I hear that often. As a queer Black man that holds a terminal degree. I am often complimented on my speech, especially if people hear I’m from the South. But you also hear straight-out aggression, like “I had really low expectations for your speech after learning who you were.” And in those moments, people get a little stuck because I’m willing to engage in a conversation about it.

Here at PRX, one of the trainings that we haven’t yet engaged in is bias at large. What does bias look like? How does socialization impact how we have gotten here?

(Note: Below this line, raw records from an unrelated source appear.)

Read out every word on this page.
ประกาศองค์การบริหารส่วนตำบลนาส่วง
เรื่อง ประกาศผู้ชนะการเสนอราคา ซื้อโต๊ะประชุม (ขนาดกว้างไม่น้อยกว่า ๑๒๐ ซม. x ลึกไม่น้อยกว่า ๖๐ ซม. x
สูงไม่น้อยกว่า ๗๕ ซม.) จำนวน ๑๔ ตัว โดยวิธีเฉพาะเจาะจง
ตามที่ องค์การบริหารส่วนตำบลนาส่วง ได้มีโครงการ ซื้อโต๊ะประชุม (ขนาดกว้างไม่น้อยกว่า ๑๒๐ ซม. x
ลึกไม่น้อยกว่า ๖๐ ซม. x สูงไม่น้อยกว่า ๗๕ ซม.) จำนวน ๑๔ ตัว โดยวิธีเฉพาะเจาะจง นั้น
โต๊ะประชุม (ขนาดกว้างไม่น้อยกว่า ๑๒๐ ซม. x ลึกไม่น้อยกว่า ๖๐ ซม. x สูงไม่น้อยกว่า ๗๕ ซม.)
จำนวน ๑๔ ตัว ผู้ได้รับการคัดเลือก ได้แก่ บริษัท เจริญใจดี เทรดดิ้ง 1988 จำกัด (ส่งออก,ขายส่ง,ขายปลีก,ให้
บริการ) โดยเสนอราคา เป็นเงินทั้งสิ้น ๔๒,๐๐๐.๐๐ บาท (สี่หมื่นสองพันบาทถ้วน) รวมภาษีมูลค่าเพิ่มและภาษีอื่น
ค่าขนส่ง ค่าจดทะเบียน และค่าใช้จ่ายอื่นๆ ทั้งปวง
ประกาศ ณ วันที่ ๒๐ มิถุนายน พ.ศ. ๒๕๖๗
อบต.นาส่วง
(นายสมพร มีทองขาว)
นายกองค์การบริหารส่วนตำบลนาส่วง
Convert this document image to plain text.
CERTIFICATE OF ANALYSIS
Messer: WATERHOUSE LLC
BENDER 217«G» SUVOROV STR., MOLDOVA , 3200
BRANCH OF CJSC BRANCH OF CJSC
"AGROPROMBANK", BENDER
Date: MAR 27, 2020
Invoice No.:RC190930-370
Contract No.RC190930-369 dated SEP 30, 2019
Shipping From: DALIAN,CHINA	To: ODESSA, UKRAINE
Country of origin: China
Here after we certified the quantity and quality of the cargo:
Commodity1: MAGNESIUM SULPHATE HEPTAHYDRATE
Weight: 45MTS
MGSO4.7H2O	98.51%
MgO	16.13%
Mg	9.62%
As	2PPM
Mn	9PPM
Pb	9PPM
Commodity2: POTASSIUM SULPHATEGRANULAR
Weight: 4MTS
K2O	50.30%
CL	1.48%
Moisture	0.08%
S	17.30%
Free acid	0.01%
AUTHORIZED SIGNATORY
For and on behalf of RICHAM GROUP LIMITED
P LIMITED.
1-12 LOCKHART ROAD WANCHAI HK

Current: What are your DEI goals for PRX in the next year?

Green: When I got into this role, about three or four months in I built a PRX road map for what I wanted our strategies to look like, what were some of our strategic priorities. One of them was to pioneer a new, diverse culture that celebrates the intersections of identities that create our richly diverse organization. Our next one was to cultivate actively inclusive spaces internally and externally. The third one was courageous communication and an effort to build trust across the organization and the communities we reach. And the last one was to create organizational leaders with the knowledge, skill and awareness to support diverse populations.

When I set this plan in motion a year ago, it included a plethora of strategies as well as different types of engagement in those strategies, looking at an intermediate approach, a beginner approach and an advanced approach so that we could bring everybody along on this journey together. Now that we’re coming up on a year, my PRX road map for the year wraps up in June, and I am excited to see what the data unveils.